We’ve created an infographic to better explain this idea to you:
ICOs to Better the World
The entire purpose of an ICO is to raise money, but that doesn’t always mean that the money won’t be going to do something great for the world. One common misconception is that crowdfunding is for philanthropic endeavors, while ICOs are strictly for profit seeking businesses. As time goes on, more and more organizations are realizing that by offering incentives they can drive their fundraising efforts far higher than they first hoped by hosting an initial coin offering instead of asking for donations.
Take, for example, the Seratio Platform – an entire premise and economy based around the idea of measuring the good that organizations bring to communities. This platform was able to fundraise over $6.5 million dollars, and because of these funds they have since launched their platform and started to provide the measures necessary to support legislation in the UK, Europe, and internationally to further their cause.
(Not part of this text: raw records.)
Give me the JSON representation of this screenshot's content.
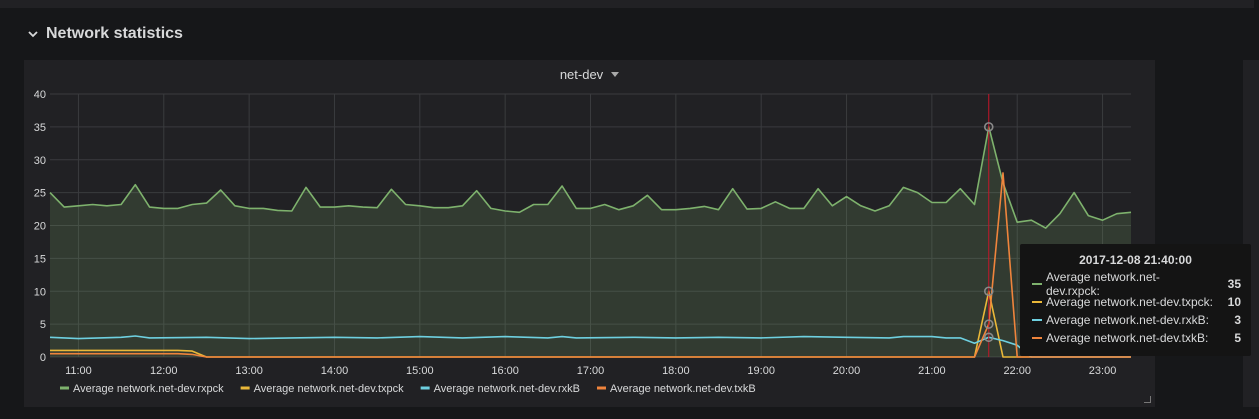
{
  "row": {
    "title": "Network statistics"
  },
  "panel": {
    "title": "net-dev"
  },
  "colors": {
    "rxpck": "#7eb26d",
    "txpck": "#eab839",
    "rxkB": "#6ed0e0",
    "txkB": "#ef843c"
  },
  "tooltip": {
    "time": "2017-12-08 21:40:00",
    "rows": [
      {
        "name": "Average network.net-dev.rxpck:",
        "value": "35",
        "color": "#7eb26d"
      },
      {
        "name": "Average network.net-dev.txpck:",
        "value": "10",
        "color": "#eab839"
      },
      {
        "name": "Average network.net-dev.rxkB:",
        "value": "3",
        "color": "#6ed0e0"
      },
      {
        "name": "Average network.net-dev.txkB:",
        "value": "5",
        "color": "#ef843c"
      }
    ]
  },
  "chart_data": {
    "type": "area",
    "title": "net-dev",
    "ylim": [
      0,
      40
    ],
    "yticks": [
      "0",
      "5",
      "10",
      "15",
      "20",
      "25",
      "30",
      "35",
      "40"
    ],
    "xticks": [
      "11:00",
      "12:00",
      "13:00",
      "14:00",
      "15:00",
      "16:00",
      "17:00",
      "18:00",
      "19:00",
      "20:00",
      "21:00",
      "22:00",
      "23:00"
    ],
    "xlim": [
      "10:40",
      "23:20"
    ],
    "grid": true,
    "legend_position": "bottom",
    "hover_time": "21:40",
    "series": [
      {
        "name": "Average network.net-dev.rxpck",
        "color": "#7eb26d",
        "fill": true,
        "x": [
          "10:40",
          "10:50",
          "11:00",
          "11:10",
          "11:20",
          "11:30",
          "11:40",
          "11:50",
          "12:00",
          "12:10",
          "12:20",
          "12:30",
          "12:40",
          "12:50",
          "13:00",
          "13:10",
          "13:20",
          "13:30",
          "13:40",
          "13:50",
          "14:00",
          "14:10",
          "14:20",
          "14:30",
          "14:40",
          "14:50",
          "15:00",
          "15:10",
          "15:20",
          "15:30",
          "15:40",
          "15:50",
          "16:00",
          "16:10",
          "16:20",
          "16:30",
          "16:40",
          "16:50",
          "17:00",
          "17:10",
          "17:20",
          "17:30",
          "17:40",
          "17:50",
          "18:00",
          "18:10",
          "18:20",
          "18:30",
          "18:40",
          "18:50",
          "19:00",
          "19:10",
          "19:20",
          "19:30",
          "19:40",
          "19:50",
          "20:00",
          "20:10",
          "20:20",
          "20:30",
          "20:40",
          "20:50",
          "21:00",
          "21:10",
          "21:20",
          "21:30",
          "21:40",
          "21:50",
          "22:00",
          "22:10",
          "22:20",
          "22:30",
          "22:40",
          "22:50",
          "23:00",
          "23:10",
          "23:20"
        ],
        "values": [
          25,
          22.8,
          23,
          23.2,
          23,
          23.2,
          26.2,
          22.8,
          22.6,
          22.6,
          23.2,
          23.4,
          25.4,
          23,
          22.6,
          22.6,
          22.3,
          22.2,
          25.8,
          22.8,
          22.8,
          23,
          22.8,
          22.7,
          25.5,
          23.2,
          23,
          22.7,
          22.7,
          23,
          25.3,
          22.6,
          22.2,
          22,
          23.2,
          23.2,
          26,
          22.6,
          22.6,
          23.2,
          22.4,
          23,
          24.6,
          22.4,
          22.4,
          22.6,
          22.9,
          22.4,
          25.6,
          22.5,
          22.6,
          23.6,
          22.6,
          22.6,
          25.6,
          23,
          24.4,
          23,
          22.2,
          23,
          25.8,
          25,
          23.5,
          23.5,
          25.6,
          23.2,
          35,
          26.5,
          20.5,
          20.8,
          19.6,
          21.8,
          25,
          21.5,
          20.8,
          21.8,
          22
        ]
      },
      {
        "name": "Average network.net-dev.txpck",
        "color": "#eab839",
        "fill": false,
        "x": [
          "10:40",
          "12:10",
          "12:20",
          "12:30",
          "21:20",
          "21:30",
          "21:40",
          "21:50",
          "22:00",
          "23:20"
        ],
        "values": [
          1,
          1,
          0.9,
          0,
          0,
          0,
          10,
          0,
          0,
          0
        ]
      },
      {
        "name": "Average network.net-dev.rxkB",
        "color": "#6ed0e0",
        "fill": false,
        "x": [
          "10:40",
          "11:00",
          "11:30",
          "11:40",
          "11:50",
          "12:30",
          "13:00",
          "13:30",
          "14:00",
          "14:30",
          "15:00",
          "15:30",
          "16:00",
          "16:30",
          "16:40",
          "16:50",
          "17:30",
          "18:00",
          "18:30",
          "19:00",
          "19:30",
          "20:00",
          "20:30",
          "20:40",
          "21:00",
          "21:10",
          "21:20",
          "21:30",
          "21:40",
          "21:50",
          "22:00",
          "22:10",
          "23:20"
        ],
        "values": [
          3,
          2.8,
          3,
          3.2,
          2.9,
          3,
          2.8,
          2.9,
          3,
          2.9,
          3.1,
          2.9,
          3.1,
          2.9,
          3.1,
          2.9,
          3,
          2.9,
          3,
          2.9,
          3.1,
          3,
          2.9,
          3.1,
          3.1,
          2.9,
          2.9,
          2.1,
          3,
          2.5,
          1.8,
          0,
          0
        ]
      },
      {
        "name": "Average network.net-dev.txkB",
        "color": "#ef843c",
        "fill": false,
        "x": [
          "10:40",
          "12:10",
          "12:20",
          "12:30",
          "21:20",
          "21:30",
          "21:40",
          "21:50",
          "22:00",
          "22:10",
          "23:20"
        ],
        "values": [
          0.5,
          0.5,
          0.4,
          0,
          0,
          0,
          5,
          28,
          0,
          0,
          0
        ]
      }
    ]
  }
}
Another benefit of using launching an ICO is that it allows for companies like PinkTaxi, a global brand launching an ICO to help women around the world, to show off their prestigious team and product. When the community verifies that a company is legitimate, the company can instill greater confidence in its potential investors than a fancy video ever could.
In the case of PinkTaxi, many of their team members are from the Paxi Company, a successful pink taxi company located in Pakistan. Having this relevant field experience enables PinkTaxi to anticipate possible problems when launching in new countries, focus primarily on incorporating the blockchain into their operations (instead of having to focus on creating an entire company), and consult with field experts to ensure everything goes smoothly.
Companies like the Seratio Platform and Pink Taxi that have underlying moral standards are more likely to succeed through an ICO than generic crowdfunding because they:
- Don’t rely on the “good nature” of individuals to donate to their cause and instead take matters into their own hands and offer attractive incentives.
- Understand that a sustainable business cannot be maintained based solely on the charity of others.
- Give their clients and investors a feeling of fulfillment because they are contributing to a greater cause while potentially simultaneously earning an ROI.
At the End of the Day
When noble hearted companies want to change the world for the better they can’t rely entirely on the kind hearts of philanthropic strangers. Sure, universities sometimes receive support from alumni, street beggars get a few coins, and nonprofit canvassers might raise some funds for their organization. But the bottom line is that money makes the world go around, and organizations that come to this conclusion faster (no matter how noble and honest they may be) are far more likely to succeed.
The days of one-way crowdfunding are coming to an end as more and more people start to ask “but what about me?” every time they open their wallets.